EPRDF’s fragmentation began when its strongman, Meles Zenawi, passed away in 2012. Since then the four parties that make up EPRDF haven’t been able to agree how to share power. The power struggle enabled protests to escalate in 2016 and culminated in Abiy Ahmed becoming prime minister in 2018.
The fragmentation of the EPRDF was exacerbated under Abiy Ahmed’s leadership, leading to, among other things, the political assassination of Ethiopia’s military chief and the president of the Amhara Regional State on June 22. The power struggle also crystallized irreconcilable ideological positions within the leadership.
Abiy’s reforms break from EPRDF’s foundations
Abiy Ahmed came to power with a vision to transform the EPRDF as well as Ethiopia at large.

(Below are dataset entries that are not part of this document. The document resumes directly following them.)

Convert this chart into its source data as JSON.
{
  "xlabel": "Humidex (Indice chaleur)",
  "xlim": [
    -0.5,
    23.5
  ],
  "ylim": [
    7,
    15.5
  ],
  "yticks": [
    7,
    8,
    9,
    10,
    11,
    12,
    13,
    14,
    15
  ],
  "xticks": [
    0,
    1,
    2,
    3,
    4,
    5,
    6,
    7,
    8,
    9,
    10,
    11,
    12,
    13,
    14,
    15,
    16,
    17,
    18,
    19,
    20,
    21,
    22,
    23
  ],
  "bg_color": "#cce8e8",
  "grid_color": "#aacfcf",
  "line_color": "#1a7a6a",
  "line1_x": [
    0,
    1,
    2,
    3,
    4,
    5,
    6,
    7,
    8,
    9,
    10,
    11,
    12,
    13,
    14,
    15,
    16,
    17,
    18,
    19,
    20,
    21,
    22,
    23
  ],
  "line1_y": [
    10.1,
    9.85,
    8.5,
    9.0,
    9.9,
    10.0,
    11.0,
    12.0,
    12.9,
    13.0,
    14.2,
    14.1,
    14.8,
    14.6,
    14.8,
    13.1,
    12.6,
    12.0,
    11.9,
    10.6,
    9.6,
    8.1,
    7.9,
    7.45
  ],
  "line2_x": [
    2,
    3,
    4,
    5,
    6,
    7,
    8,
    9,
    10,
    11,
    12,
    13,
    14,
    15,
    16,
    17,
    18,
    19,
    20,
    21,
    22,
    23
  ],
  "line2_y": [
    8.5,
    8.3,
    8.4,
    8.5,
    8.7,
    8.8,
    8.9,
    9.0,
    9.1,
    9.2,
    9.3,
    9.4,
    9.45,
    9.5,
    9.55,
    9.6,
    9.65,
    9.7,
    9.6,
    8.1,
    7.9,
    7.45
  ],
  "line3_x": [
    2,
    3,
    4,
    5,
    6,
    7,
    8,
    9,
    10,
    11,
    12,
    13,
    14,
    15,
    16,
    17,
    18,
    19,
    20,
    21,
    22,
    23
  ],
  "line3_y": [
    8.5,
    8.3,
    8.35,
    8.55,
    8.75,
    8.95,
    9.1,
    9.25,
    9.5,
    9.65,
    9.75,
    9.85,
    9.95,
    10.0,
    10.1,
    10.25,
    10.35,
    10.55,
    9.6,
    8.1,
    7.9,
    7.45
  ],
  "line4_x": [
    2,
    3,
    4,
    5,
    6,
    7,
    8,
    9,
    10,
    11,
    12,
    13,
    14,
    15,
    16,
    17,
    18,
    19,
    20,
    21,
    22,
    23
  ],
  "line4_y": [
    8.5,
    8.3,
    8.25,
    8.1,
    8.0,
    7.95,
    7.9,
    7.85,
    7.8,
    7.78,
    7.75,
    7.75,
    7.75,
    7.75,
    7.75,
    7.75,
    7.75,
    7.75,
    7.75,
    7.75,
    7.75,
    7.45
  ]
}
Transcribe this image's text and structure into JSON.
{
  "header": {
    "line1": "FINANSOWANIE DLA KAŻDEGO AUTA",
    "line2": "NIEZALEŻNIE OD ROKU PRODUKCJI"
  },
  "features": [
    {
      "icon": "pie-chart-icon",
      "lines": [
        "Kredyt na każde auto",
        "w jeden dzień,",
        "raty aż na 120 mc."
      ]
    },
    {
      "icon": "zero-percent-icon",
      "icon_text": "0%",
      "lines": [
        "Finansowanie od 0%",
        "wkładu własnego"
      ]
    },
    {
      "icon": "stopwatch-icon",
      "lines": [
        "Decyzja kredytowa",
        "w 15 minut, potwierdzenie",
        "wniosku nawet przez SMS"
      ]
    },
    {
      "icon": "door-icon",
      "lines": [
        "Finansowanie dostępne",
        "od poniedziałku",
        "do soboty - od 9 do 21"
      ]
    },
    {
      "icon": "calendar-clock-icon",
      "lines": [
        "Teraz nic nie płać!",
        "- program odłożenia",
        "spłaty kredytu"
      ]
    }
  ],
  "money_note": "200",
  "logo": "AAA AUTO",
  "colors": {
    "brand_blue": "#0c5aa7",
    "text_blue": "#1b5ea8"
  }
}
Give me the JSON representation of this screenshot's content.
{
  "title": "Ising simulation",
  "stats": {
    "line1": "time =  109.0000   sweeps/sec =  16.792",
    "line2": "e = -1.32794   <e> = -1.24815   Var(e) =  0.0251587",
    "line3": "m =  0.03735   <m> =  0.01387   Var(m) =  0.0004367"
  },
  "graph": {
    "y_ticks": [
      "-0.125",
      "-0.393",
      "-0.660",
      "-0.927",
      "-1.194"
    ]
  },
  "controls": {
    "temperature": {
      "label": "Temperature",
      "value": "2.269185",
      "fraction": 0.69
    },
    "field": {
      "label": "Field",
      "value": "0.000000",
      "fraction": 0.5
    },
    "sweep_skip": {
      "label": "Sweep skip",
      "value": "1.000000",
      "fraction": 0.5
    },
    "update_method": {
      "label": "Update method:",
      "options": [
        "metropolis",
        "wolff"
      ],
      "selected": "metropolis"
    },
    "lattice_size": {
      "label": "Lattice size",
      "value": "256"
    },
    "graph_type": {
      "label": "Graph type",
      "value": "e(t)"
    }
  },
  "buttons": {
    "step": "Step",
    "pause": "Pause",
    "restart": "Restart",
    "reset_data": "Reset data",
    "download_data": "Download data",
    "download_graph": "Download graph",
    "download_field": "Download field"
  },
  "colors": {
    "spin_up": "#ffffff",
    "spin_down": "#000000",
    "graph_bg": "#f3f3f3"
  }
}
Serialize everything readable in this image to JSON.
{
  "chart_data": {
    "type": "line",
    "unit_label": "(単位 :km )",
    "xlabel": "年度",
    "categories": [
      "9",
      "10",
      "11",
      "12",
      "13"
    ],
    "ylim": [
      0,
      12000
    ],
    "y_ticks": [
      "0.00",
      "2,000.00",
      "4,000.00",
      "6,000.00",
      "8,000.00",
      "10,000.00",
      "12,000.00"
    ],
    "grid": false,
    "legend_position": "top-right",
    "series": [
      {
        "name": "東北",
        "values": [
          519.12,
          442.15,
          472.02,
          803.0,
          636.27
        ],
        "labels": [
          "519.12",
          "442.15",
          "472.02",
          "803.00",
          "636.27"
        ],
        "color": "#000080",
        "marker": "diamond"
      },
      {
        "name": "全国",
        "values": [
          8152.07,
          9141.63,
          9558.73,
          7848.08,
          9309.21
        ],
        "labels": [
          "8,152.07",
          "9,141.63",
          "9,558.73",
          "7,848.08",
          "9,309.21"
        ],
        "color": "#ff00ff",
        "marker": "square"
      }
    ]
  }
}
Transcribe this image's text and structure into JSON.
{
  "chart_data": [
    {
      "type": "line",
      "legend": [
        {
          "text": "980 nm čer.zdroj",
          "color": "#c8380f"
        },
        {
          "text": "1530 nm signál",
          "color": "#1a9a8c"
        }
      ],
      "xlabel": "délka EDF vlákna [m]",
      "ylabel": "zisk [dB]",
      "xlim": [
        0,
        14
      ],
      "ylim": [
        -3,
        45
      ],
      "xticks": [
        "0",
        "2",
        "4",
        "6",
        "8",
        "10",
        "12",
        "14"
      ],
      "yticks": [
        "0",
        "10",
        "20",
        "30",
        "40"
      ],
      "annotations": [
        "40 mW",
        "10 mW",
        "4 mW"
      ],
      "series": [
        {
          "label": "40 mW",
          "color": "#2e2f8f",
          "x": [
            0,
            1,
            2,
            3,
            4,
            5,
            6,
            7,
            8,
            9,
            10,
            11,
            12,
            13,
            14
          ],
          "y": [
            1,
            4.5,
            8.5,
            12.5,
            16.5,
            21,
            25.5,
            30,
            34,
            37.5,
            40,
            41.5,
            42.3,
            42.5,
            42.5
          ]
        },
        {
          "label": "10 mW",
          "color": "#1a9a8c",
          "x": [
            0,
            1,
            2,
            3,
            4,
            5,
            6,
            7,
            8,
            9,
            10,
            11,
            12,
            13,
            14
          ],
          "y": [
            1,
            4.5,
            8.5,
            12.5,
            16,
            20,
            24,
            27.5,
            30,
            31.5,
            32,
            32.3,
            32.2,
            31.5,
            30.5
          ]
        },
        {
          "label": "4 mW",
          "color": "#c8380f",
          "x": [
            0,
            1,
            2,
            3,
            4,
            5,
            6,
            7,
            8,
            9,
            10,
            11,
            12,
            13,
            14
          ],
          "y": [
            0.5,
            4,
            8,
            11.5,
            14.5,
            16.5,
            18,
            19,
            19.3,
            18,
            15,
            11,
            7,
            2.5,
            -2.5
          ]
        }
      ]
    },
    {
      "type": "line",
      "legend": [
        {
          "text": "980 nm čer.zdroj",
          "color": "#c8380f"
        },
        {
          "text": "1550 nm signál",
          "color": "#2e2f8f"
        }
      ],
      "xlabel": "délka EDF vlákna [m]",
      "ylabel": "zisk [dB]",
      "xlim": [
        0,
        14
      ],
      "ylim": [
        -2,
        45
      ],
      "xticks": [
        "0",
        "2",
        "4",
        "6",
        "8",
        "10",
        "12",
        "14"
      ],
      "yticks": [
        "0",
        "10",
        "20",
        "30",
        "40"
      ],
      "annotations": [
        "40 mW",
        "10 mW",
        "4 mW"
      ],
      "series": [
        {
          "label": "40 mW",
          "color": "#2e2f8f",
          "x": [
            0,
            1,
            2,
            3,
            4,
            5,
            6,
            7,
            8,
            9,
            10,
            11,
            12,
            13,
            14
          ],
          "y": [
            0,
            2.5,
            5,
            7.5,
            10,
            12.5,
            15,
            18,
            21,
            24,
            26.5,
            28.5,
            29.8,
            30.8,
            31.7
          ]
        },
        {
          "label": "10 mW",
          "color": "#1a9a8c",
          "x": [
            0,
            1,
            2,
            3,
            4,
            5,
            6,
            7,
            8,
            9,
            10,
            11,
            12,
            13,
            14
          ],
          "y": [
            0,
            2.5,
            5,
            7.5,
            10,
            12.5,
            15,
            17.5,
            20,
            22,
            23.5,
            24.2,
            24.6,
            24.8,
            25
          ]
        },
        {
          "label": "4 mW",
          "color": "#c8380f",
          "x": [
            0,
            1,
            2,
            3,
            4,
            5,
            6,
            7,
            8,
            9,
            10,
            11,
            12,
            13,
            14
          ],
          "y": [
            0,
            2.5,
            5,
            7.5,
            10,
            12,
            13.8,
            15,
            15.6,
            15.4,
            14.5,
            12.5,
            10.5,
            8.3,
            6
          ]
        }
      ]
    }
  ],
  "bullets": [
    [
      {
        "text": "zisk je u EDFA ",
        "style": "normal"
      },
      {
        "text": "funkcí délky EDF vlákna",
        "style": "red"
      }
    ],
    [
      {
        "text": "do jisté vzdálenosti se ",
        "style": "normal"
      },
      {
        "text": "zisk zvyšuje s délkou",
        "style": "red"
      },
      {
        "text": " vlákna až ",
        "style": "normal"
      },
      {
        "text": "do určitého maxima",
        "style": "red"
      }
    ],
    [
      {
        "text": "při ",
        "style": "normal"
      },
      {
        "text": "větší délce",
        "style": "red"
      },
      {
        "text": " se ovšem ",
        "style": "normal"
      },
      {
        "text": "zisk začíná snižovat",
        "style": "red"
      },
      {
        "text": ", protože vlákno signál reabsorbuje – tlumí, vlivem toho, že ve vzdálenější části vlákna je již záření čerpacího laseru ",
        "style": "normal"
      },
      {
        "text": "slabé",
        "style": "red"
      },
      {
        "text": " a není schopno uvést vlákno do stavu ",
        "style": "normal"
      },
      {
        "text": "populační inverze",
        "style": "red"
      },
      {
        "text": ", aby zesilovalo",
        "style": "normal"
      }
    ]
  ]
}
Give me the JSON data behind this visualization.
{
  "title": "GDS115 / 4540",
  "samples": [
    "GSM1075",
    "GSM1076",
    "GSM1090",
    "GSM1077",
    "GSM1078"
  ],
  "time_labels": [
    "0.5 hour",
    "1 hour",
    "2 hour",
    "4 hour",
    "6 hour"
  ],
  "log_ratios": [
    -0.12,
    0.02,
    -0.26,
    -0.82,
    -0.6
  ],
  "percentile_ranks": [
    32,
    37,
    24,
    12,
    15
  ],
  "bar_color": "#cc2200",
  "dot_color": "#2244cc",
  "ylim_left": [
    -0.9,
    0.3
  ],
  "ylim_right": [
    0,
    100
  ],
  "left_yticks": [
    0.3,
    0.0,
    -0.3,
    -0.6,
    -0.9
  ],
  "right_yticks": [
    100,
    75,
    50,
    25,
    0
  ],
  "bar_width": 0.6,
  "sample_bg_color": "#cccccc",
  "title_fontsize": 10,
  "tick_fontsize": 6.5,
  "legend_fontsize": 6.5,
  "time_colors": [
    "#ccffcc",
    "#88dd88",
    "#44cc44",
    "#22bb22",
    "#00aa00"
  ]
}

His first target was the developmental state economic model, which had guided policy in Ethiopia since 2000. Under this model, the government plays an active role in the economy and invests in infrastructure, human capital and energy to fast-track a structural transformation of the economy from largely agrarian to increasingly industrial.
Abiy undermined this development model by drawing attention to financial mismanagement in Ethiopia’s state-owned enterprises, notably the military industrial complex METEC. He then declared that Ethiopia’s model for development would be “capitalism.”
The most controversial reform, however, was Abiy’s move away from the EPRDF’s nationalist narrative. The EPRDF had long depicted Ethiopia’s ethnic groups as victims of forced assimilationist policy — under a nation-building project that began in the 19th century and ended in 1995 with the introduction of the Ethiopia’s federal constitution, which granted the “nations, nationalities and peoples” the right to self-determination. Abiy formulated an alternative history that de-emphasized ethnic oppression and instead focused on ethnic harmony and national unity.
The Tigray People’s Liberation Front leads the resistance against Abiy’s revolution
The Tigray People’s Liberation Front wants to continue the centrally directed economic model and has made saving the federal constitutional arrangement its main rallying point. In August, it convened a conference for pro-federalism forces that resembled a first step toward making a “federalist coalition” as an alternative to Abiy’s new Prosperity Party.
A peaceful divorce of EPRDF member parties could be derailed by the internal fragmentation with the factions. The leadership in Abiy’s own Oromo Democratic Party, for example, is split between those that embrace Abiy’s nationalist narrative and those that want to stick to the old ethno-nationalist discourse.
Abiy’s critics claim that the dismantling of the EPRDF and establishment of the Prosperity Party did not follow appropriate party procedures, saying that one individual imposed this change. Notably, the leader of the political process that brought Abiy Ahmed to power in 2018, former president of the Oromia Regional State Lemma Megersa, has made public his opposition to the Prosperity Party.
What does this mean for Ethiopia going forward?
If Ethiopians feel that their leaders are imposing this merger, the Prosperity Party’s coherence probably rests on shaky ground. This could make it difficult for Abiy and his new party to uphold law and order and navigate through the political reform process.
Efforts to turn the restructuring process into an opportunity to score tactical victories against various groups raises risks for instability as well. The different EPRDF factions want others to come out of the party transformation as bruised as possible.
Over the past weeks, these groups have been exchanging provocative accusations. Events throughout 2019, including the June 22 killings and the conflict between Abiy Ahmed and Jawar Mohamed’s supporters, illustrate how tit-for-tat dynamics can escalate into violence. The fate of the May 2020 parliamentary elections and general stability in Ethiopia will depend on how this process unfolds over the next few months.